Dave's Rating:

1.0

Needs its diaper changed.

Oh nice, a new comedy with four cast members from Bridesmaids: Kristen Wiig, Maya Rudolph, Jon Hamm and Chris O'Dowd. This'll be great because that means there's a chance that it'll be something different and better because, you know, Bridesmaids.

Wait. Wiig didn't write it? And neither she nor Rudolph are the leads? And they have next to nothing funny or interesting to do in the film? And then -- wait, who? Jennifer Westfeldt? She's the lead? And she wrote it, too? And directed it? Didn't she write and also star in that terrible Kissing Jessica Stein movie about the woman who thinks she might want to try being a lesbian and then changes her mind?

Just for the record, if you're counting red flags, that makes four of them.

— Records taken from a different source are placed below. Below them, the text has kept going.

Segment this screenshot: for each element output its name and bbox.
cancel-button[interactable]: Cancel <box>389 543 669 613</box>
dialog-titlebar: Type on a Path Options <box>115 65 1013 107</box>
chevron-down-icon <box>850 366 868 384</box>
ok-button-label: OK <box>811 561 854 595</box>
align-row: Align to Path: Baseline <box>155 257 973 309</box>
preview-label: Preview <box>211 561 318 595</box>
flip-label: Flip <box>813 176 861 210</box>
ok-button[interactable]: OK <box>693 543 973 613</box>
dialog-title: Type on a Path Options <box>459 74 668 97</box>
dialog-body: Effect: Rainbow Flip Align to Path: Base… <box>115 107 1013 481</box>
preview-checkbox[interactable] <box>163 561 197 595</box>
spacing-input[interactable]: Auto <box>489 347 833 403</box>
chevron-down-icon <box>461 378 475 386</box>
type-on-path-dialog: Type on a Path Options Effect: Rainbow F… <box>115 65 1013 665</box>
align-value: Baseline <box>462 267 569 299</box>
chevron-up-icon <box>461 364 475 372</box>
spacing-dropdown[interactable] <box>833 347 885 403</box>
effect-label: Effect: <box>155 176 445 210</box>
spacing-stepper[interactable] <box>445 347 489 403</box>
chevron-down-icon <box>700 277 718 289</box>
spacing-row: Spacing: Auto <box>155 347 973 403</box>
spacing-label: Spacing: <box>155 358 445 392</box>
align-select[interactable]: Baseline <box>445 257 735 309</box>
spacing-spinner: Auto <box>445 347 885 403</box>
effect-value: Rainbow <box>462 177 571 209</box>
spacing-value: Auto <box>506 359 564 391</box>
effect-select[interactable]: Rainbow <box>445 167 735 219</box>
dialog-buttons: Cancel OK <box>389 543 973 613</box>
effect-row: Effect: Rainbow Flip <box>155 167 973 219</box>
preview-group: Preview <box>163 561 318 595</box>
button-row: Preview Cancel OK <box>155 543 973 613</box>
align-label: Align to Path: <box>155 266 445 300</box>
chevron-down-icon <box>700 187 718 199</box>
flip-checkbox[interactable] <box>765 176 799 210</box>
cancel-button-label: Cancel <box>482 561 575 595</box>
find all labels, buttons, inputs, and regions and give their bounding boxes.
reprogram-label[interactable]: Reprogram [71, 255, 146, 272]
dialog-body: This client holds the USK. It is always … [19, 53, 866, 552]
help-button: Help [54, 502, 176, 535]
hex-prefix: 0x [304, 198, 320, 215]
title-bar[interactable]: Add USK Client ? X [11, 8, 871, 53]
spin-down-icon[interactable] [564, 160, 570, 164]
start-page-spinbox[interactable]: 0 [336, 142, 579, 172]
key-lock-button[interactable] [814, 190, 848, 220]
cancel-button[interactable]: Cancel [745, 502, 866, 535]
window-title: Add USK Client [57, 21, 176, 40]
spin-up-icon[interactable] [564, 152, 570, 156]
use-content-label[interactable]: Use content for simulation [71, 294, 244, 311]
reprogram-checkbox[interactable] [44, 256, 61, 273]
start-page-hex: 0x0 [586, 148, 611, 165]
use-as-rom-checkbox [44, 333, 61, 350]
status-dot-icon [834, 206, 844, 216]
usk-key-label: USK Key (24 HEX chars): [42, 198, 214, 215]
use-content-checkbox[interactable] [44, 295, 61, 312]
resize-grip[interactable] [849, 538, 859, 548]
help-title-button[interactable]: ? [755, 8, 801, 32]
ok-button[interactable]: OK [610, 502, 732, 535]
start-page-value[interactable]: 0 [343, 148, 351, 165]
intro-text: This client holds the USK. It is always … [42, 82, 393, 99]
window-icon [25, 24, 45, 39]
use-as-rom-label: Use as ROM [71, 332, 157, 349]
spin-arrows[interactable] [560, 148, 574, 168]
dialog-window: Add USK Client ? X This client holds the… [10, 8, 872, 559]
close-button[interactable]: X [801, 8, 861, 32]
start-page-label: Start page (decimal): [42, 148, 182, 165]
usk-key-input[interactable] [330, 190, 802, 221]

Red Flag # 5: This one is about how Jennifer Westfeldt and Adam Scott (really funny on Parks and Recreation) are best pals who decide to make a baby without the burden of a relationship. All their married friends with children -- the harried and hassled but ultimately happy Rudolph and O'Dowd, the seething, dark, doomed-to-divorce Wiig and Hamm -- scoff at this challenge to the normal way of constructing the mommy/daddy/baby triangle. But the not-in-love platonic pair forge ahead anyway, conceive and cook up a baby, and then boldly date other people (Megan Fox, who's not interested in being a parent, and Ed Burns, who's just not interesting at all) before realizing that... okay, not to give away the dopey, obvious, thuddingly boring outcome but let's just say that as a screenwriter, Jennifer Westfeldt likes to flirt with the unconventional, she might even give it a go for a night, but she'll never take it home to meet her parents.

There are funny moments, though. Wiig is the master of the reaction-face. Rudolph can turn any sentence into a laugh with her delivery. And combined, all of that stuff takes up about three minutes of screen time. So mostly it boils down to hearing Scott and Westfeldt make penis and vagina jokes; which is fine, let the genitalia humor rip. But unless you're Jay and Silent Bob and raunch is part of your character's identity, you can't skate around on that pond forever. This is a comedy about domesticity and everyday problems affecting young parents that never once pushes that everydayness out of shape. And if laughter is produced by a surprise bend in reality then to remain straight and narrow and safe is to fail. In baby terms it's the saggy diaper that leaks. You'll have a better time of it by tuning in to any random episode of the we-just-had-a-kid sitcom Up All Night. Bonus: it also stars Rudolph.